Using Medicaid to Cover Services for Elderly Persons in Residential Care Settings: State Policy Maker and Stakeholder Views in Six States. Financial Criteria


  • Three groups are financially eligible for waiver services:

    • Group A includes individuals who are receiving SSI, those receiving SSI/SSP, those who have incomes no higher than the SSI/SSP level, and those who are eligible for full Medicaid benefits through any other eligibility option.

    • Group B includes persons with incomes up to the special income standard of 300 percent of SSI, which is $1,656.

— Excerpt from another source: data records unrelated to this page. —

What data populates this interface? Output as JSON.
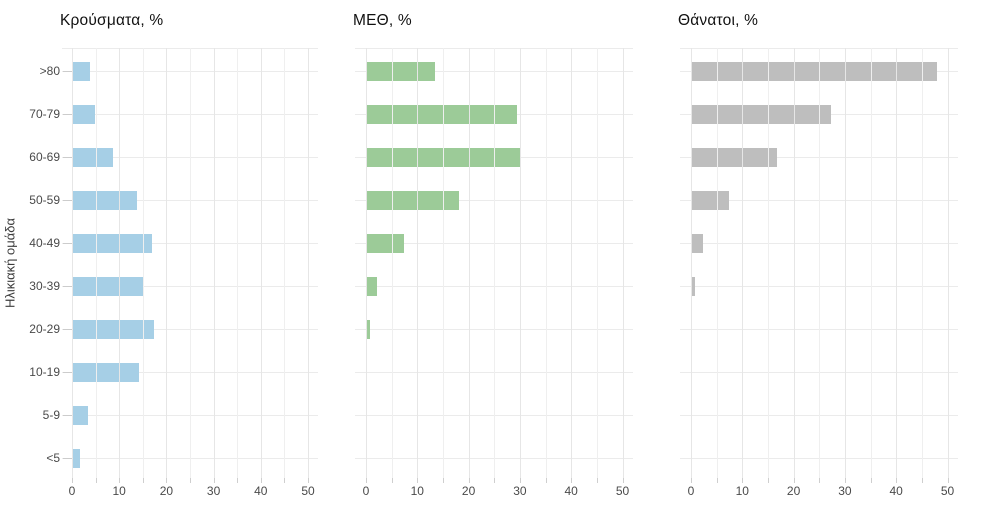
{
  "chart_data": {
    "type": "bar",
    "orientation": "horizontal",
    "title": "",
    "ylabel": "Ηλικιακή ομάδα",
    "xlabel": "",
    "categories": [
      ">80",
      "70-79",
      "60-69",
      "50-59",
      "40-49",
      "30-39",
      "20-29",
      "10-19",
      "5-9",
      "<5"
    ],
    "xlim": [
      0,
      50
    ],
    "x_ticks": [
      0,
      10,
      20,
      30,
      40,
      50
    ],
    "x_minor_step": 5,
    "grid": "on",
    "legend": "none",
    "panels": [
      {
        "title": "Κρούσματα, %",
        "color": "#A6CFE6",
        "values": [
          3.8,
          4.9,
          8.6,
          13.8,
          16.9,
          15.0,
          17.3,
          14.3,
          3.3,
          1.8
        ]
      },
      {
        "title": "ΜΕΘ, %",
        "color": "#9CCB98",
        "values": [
          13.5,
          29.4,
          30.0,
          18.1,
          7.5,
          2.1,
          0.8,
          0.25,
          0.1,
          0.25
        ]
      },
      {
        "title": "Θάνατοι, %",
        "color": "#BEBEBE",
        "values": [
          48.0,
          27.3,
          16.8,
          7.4,
          2.3,
          0.8,
          0.2,
          0.15,
          0.0,
          0.1
        ]
      }
    ],
    "colors": {
      "cases_bar": "#A6CFE6",
      "icu_bar": "#9CCB98",
      "deaths_bar": "#BEBEBE",
      "grid_major": "#E6E6E6",
      "grid_minor": "#EFEFEF",
      "axis_text": "#4A4A4A",
      "background": "#FFFFFF"
    }
  }
}
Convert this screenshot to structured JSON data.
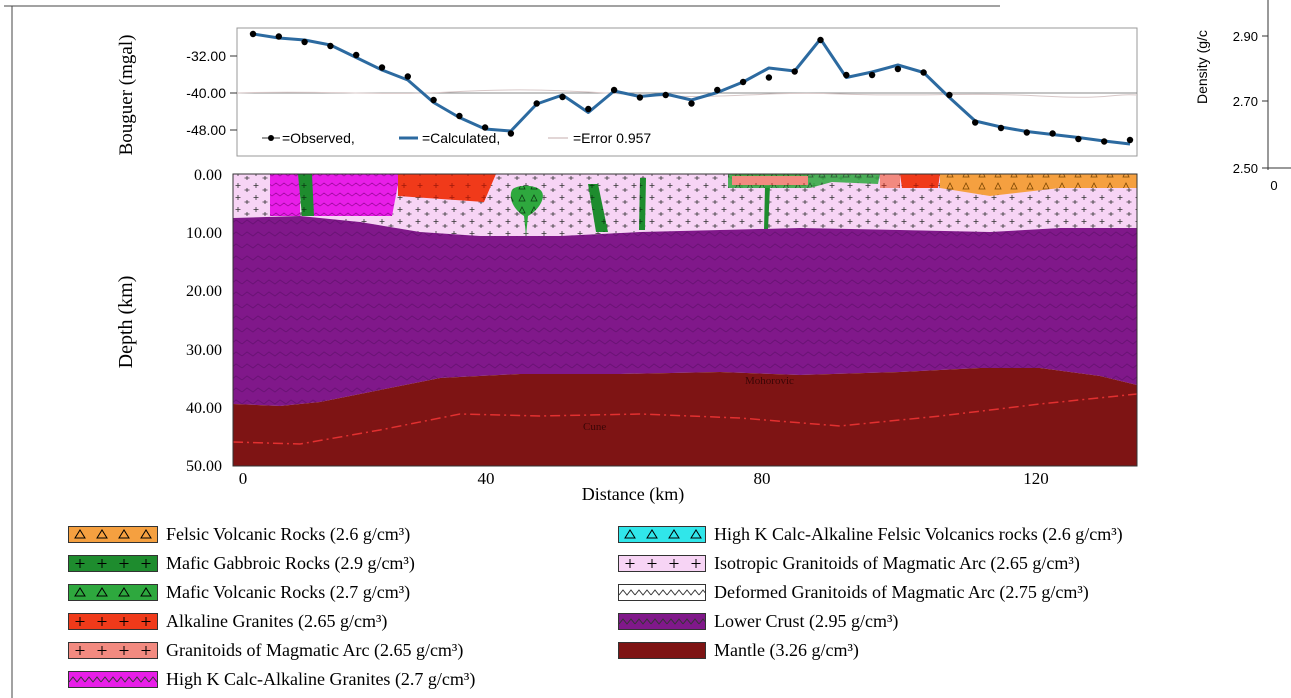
{
  "gravity_panel": {
    "ylabel": "Bouguer (mgal)",
    "ticks": [
      "-32.00",
      "-40.00",
      "-48.00"
    ],
    "legend_observed": "=Observed,",
    "legend_calculated": "=Calculated,",
    "legend_error": "=Error 0.957"
  },
  "section_panel": {
    "ylabel": "Depth (km)",
    "xlabel": "Distance (km)",
    "yticks": [
      "0.00",
      "10.00",
      "20.00",
      "30.00",
      "40.00",
      "50.00"
    ],
    "xticks": [
      "0",
      "40",
      "80",
      "120"
    ],
    "label_moho_1": "Mohorovic",
    "label_moho_2": "Cune"
  },
  "density_inset": {
    "ylabel": "Density (g/c",
    "ticks": [
      "2.90",
      "2.70",
      "2.50"
    ],
    "xtick": "0"
  },
  "chart_data": {
    "type": "line",
    "ylabel": "Bouguer (mgal)",
    "xlabel": "Distance (km)",
    "xlim": [
      0,
      136
    ],
    "ylim": [
      -52,
      -28
    ],
    "x": [
      0,
      4,
      8,
      12,
      16,
      20,
      24,
      28,
      32,
      36,
      40,
      44,
      48,
      52,
      56,
      60,
      64,
      68,
      72,
      76,
      80,
      84,
      88,
      92,
      96,
      100,
      104,
      108,
      112,
      116,
      120,
      124,
      128,
      132,
      136
    ],
    "series": [
      {
        "name": "Observed",
        "values": [
          -28.8,
          -29.3,
          -30.4,
          -31.2,
          -33.0,
          -35.5,
          -37.3,
          -42.0,
          -45.2,
          -47.5,
          -48.7,
          -42.7,
          -41.4,
          -43.8,
          -40.0,
          -41.5,
          -41.0,
          -42.7,
          -40.0,
          -38.4,
          -37.5,
          -36.3,
          -30.0,
          -37.0,
          -37.0,
          -35.8,
          -36.5,
          -41.0,
          -46.5,
          -47.6,
          -48.5,
          -48.7,
          -49.8,
          -50.3,
          -50.0
        ]
      },
      {
        "name": "Calculated",
        "values": [
          -28.8,
          -29.6,
          -30.0,
          -31.0,
          -33.5,
          -36.0,
          -38.0,
          -42.5,
          -45.5,
          -47.8,
          -48.2,
          -42.8,
          -41.0,
          -44.5,
          -40.2,
          -41.3,
          -40.8,
          -42.0,
          -40.5,
          -38.4,
          -35.6,
          -36.2,
          -29.8,
          -37.5,
          -36.4,
          -35.0,
          -36.5,
          -41.5,
          -46.2,
          -47.4,
          -48.3,
          -48.9,
          -49.5,
          -50.2,
          -50.8
        ]
      }
    ]
  },
  "legend_left": [
    {
      "label": "Felsic Volcanic Rocks (2.6 g/cm³)",
      "color": "#f5a040",
      "pattern": "triangles"
    },
    {
      "label": "Mafic Gabbroic Rocks (2.9 g/cm³)",
      "color": "#1e8c2e",
      "pattern": "crosses"
    },
    {
      "label": "Mafic Volcanic Rocks (2.7 g/cm³)",
      "color": "#2ea83e",
      "pattern": "triangles"
    },
    {
      "label": "Alkaline Granites (2.65 g/cm³)",
      "color": "#f03a1a",
      "pattern": "crosses"
    },
    {
      "label": "Granitoids of Magmatic Arc (2.65 g/cm³)",
      "color": "#f28a80",
      "pattern": "crosses"
    },
    {
      "label": "High K Calc-Alkaline Granites (2.7 g/cm³)",
      "color": "#e81ee8",
      "pattern": "waves"
    }
  ],
  "legend_right": [
    {
      "label": "High K Calc-Alkaline Felsic Volcanics rocks (2.6 g/cm³)",
      "color": "#30e6ea",
      "pattern": "triangles"
    },
    {
      "label": "Isotropic Granitoids of Magmatic Arc (2.65 g/cm³)",
      "color": "#f7d4f5",
      "pattern": "crosses"
    },
    {
      "label": "Deformed Granitoids of Magmatic Arc (2.75 g/cm³)",
      "color": "#ffffff",
      "pattern": "waves"
    },
    {
      "label": "Lower Crust (2.95 g/cm³)",
      "color": "#80188a",
      "pattern": "waves"
    },
    {
      "label": "Mantle (3.26 g/cm³)",
      "color": "#7e1414",
      "pattern": "none"
    }
  ]
}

    • Group C includes medically needy individuals who spend down to the medically needy income level. There is no upper limit on income, but income can be no greater than $591.67 after deducting medical and remedial expenses.3 There is a hierarchy of spend down categories starting with out-of-pocket expenditures for medical expenses not paid by Medicaid (e.g., over-the-counter medications), followed by expenditures on long term care and other services not covered by the waiver program, then waiver-covered services, and finally Medicaid state plan services, such as prescription drugs.

  • Asset limits for all three groups are $2,000 for an individual and $4,000 for a couple when both members of the couple are eligible for the waiver and have been receiving waiver services for one year or longer. When only one spouse applies, spousal impoverishment protections apply.